Bayekula: “Ik heb drie jaar grafische vormgeving gevolgd bij L’École supérieure des arts Le 75 in Woluwe. En toen ik dertien was, las ik vrouwenbladen, zoals Amina, het enige magazine met zwarte modellen met wie ik me kon identificeren. Ik droomde ervan om zelf castings te doen, omdat ik vaak te horen kreeg dat mijn gezicht en mijn amandelvormige ogen bijzonder waren. Maar naast naar school gaan, deed ik als tiener niet veel met mijn leven. Net voor ik vijftien zou worden, stierf mijn vader. Tijdens die periode kwam ik via via in contact met een vereniging die activiteiten organiseerde voor kinderen met een beperking – aanvankelijk niet mijn ding, wegens weinig inclusief. Maar desondanks sloot ik me toch aan. Ook omdat er allerlei verschillende activiteiten georganiseerd werden, van koken tot knutselen, én basketbal. Dat heb ik drie jaar gespeeld. Het waren geweldige jaren; ze hebben me vooral geholpen karakter te kweken. Tijdens die wedstrijden heb ik ook ontdekt dat ik best wel competitief ingesteld ben.”
Is dat wat je echt drijft?
Bayekula: “De vraag is veeleer wie me drijft, en dat is mijn basketvriend, Elfie. We hebben heel veel plezier samen en dagen elkaar voortdurend uit. Hij leerde me hoe ik in de rolstoel de roltrappen afkan, ook die van UGC De Brouckère – die is nochtans echt steil.”
Toen al was je vastberaden.
Bayekula: “Zoveel is zeker! Die drive had ik als kind al en gaf me de kracht om niet bij de pakken te blijven zitten. En toen kwam de scouting voor paralympische disciplines, georganiseerd door de Ligue Handisport Francophone. Daar maakte ik kennis met atletiek en met de ongelooflijke Belgische atleet Marieke Vervoort. Zij toonde me hoe je een atletiekrolstoel, een wheeler, gebruikt. Ik voelde meteen dat ik dat wilde gaan doen.”

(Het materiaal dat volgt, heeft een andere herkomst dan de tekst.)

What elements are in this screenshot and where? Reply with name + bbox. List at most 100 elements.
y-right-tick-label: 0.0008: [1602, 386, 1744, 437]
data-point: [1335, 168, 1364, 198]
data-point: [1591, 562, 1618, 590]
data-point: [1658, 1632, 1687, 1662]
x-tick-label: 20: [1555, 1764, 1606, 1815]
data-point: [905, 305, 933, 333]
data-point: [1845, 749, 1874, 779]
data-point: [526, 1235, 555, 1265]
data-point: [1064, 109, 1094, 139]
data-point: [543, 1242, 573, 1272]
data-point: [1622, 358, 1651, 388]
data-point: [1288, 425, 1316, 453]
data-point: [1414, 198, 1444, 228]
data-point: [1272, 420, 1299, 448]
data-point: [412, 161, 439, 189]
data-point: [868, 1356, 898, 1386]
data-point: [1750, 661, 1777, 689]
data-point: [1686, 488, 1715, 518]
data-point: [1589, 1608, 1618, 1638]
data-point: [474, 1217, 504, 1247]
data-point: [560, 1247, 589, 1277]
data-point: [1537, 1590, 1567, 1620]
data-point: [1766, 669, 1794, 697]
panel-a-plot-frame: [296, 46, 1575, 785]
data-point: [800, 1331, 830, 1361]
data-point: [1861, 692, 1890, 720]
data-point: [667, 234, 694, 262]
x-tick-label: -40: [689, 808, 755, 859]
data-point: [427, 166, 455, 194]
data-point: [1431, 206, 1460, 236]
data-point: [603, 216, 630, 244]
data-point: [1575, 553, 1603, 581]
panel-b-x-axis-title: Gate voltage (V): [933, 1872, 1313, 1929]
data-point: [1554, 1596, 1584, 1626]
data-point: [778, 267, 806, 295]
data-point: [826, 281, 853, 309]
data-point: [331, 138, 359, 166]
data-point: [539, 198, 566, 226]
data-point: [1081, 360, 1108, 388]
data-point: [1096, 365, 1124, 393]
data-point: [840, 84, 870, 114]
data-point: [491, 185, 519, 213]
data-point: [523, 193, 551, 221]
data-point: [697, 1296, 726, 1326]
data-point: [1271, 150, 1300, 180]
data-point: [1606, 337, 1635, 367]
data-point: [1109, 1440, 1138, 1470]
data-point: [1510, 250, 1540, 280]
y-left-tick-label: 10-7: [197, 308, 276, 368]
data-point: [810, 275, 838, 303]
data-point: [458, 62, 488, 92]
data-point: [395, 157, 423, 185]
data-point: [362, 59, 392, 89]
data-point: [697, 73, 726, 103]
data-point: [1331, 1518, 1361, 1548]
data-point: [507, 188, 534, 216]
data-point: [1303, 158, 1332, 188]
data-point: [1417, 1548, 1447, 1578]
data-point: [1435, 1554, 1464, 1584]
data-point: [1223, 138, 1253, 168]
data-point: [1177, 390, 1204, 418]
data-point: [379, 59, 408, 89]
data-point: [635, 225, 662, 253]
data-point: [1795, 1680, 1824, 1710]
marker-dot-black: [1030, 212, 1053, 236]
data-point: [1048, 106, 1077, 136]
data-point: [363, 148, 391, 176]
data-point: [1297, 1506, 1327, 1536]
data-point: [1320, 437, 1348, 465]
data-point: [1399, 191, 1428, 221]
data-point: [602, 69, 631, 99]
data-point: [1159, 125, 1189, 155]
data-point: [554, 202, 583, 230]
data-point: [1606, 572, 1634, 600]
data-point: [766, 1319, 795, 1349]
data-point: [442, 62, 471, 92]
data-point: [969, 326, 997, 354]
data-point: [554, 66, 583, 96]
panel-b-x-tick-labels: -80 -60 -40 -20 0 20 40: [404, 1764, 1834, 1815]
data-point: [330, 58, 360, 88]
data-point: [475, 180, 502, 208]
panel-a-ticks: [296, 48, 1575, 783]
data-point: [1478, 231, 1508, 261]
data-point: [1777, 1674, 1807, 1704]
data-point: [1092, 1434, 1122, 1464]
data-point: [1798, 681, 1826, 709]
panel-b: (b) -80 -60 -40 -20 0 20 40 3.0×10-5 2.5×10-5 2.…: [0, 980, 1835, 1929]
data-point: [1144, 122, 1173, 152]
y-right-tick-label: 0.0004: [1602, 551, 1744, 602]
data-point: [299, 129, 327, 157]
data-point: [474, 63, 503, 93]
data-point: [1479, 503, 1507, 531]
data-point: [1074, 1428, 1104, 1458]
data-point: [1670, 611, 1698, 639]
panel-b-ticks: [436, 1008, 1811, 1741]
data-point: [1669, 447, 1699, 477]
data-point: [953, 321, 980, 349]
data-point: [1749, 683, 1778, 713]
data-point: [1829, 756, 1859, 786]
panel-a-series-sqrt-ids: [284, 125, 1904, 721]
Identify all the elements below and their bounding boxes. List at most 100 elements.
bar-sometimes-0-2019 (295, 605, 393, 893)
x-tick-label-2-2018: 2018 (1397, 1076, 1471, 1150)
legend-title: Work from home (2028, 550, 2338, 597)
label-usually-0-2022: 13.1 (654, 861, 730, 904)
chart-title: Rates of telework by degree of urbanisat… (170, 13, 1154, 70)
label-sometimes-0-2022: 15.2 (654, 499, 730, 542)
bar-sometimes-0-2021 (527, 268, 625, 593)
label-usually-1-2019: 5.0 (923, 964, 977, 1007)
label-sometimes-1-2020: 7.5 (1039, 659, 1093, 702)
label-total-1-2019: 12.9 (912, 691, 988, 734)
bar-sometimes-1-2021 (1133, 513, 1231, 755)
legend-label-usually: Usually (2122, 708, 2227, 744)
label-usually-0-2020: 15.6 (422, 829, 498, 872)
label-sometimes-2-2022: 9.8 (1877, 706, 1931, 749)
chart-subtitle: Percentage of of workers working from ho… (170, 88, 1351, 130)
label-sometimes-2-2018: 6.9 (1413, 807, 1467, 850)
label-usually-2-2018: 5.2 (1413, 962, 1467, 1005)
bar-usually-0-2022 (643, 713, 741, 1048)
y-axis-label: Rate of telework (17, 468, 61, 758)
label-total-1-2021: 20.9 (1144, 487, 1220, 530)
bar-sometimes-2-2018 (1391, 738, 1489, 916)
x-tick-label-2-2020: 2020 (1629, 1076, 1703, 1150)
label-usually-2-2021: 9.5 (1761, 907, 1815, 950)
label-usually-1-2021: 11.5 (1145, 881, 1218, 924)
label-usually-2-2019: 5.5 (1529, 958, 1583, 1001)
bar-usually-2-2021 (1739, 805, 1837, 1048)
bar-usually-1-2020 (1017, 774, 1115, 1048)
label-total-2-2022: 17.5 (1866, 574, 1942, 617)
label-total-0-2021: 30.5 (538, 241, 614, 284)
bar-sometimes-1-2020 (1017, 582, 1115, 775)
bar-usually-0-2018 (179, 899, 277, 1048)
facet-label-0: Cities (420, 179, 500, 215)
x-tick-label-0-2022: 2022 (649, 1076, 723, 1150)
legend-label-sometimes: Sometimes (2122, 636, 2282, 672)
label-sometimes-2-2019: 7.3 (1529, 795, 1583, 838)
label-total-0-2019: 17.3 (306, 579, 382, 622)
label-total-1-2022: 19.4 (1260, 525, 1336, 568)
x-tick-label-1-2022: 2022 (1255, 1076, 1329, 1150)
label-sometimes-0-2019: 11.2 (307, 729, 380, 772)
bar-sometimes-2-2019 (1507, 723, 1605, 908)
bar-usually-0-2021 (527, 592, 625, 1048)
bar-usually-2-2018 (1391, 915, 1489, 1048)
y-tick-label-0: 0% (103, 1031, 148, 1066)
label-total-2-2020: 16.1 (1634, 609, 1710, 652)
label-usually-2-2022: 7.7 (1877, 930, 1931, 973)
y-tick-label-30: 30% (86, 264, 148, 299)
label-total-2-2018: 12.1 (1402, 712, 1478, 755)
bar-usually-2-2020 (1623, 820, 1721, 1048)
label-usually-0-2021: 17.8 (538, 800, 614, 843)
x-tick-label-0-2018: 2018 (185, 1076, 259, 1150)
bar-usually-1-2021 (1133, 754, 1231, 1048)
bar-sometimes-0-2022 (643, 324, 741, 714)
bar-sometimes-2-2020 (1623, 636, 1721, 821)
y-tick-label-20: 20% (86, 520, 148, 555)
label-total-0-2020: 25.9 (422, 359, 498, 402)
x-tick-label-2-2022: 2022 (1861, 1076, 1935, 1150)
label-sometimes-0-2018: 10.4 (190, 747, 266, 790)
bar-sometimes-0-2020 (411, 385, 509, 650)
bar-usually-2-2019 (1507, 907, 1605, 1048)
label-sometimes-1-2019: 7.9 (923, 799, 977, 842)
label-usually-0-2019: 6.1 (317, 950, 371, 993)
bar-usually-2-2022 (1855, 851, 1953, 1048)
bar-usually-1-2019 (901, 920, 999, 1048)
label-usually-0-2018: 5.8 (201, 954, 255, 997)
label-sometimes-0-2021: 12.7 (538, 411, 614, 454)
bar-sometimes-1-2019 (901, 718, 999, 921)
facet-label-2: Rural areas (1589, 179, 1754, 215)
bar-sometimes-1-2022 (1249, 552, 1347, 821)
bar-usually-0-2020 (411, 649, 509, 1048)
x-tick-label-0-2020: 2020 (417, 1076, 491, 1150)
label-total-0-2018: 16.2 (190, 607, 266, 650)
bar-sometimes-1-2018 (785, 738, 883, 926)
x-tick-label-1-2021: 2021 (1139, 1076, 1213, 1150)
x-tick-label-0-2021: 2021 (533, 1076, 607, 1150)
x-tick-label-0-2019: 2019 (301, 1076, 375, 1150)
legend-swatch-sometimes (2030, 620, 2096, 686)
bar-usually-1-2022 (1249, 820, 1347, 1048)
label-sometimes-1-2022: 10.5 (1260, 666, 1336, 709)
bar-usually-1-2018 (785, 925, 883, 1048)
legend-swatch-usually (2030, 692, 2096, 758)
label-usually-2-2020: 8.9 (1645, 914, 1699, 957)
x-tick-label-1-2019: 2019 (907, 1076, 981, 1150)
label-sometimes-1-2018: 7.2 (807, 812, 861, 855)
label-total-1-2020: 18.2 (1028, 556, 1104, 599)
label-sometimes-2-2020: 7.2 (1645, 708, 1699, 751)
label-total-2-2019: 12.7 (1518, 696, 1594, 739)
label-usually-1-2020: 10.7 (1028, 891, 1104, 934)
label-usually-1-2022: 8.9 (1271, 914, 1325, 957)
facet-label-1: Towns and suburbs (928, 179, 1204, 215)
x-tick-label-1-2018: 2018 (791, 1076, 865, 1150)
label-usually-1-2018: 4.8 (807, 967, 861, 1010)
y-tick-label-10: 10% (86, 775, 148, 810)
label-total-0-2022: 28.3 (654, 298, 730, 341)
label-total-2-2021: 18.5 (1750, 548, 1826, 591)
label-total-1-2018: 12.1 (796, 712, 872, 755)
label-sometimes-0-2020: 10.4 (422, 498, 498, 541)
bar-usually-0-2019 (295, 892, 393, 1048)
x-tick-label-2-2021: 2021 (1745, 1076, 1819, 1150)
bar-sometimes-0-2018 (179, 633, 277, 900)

Het was liefde op het eerste gezicht?
Bayekula: “Ja, wheelen is echt mijn ding. Ik zie de 400 meter van het parcours voor me liggen, en mentaal drop ik daarop alle problemen die mijn pad gekruist hebben – daar heb ik wel degelijk 400 meter voor nodig. Vervolgens zie ik mezelf met mijn volle gewicht alles op dat pad verpletteren. Het is mijn vorm van gerechtigheid.”
Over coaches en Coco
Hoe zag dat pad eruit?
Bayekula: “Ik wil er liever niet te veel op ingaan, omdat mijn jeugd nu achter me ligt. Maar samengevat kun je beslist stellen dat ik veel discriminatie, pesterijen en vernederingen heb moeten slikken op school. Tijdens de speeltijd beleefde ik mijn beperking als een nachtmerrie. Thuis werd ik nochtans opgevoed zonder onderscheid met mijn broers en zussen. Daar was ik gelukkig. We daagden elkaar uit. ‘Om ter snelst van de trap af’: mijn broers en zussen langs de treden, ik via de leuning, tot mijn moeder riep dat we moesten ophouden. (lacht) Op mijn vijftiende ben ik dan naar een school gegaan waar ik eindelijk geaccepteerd werd om wie ik was. De jongens in mijn klas gingen speels met mijn rolstoel om, alsof het een banaal voorwerp was.”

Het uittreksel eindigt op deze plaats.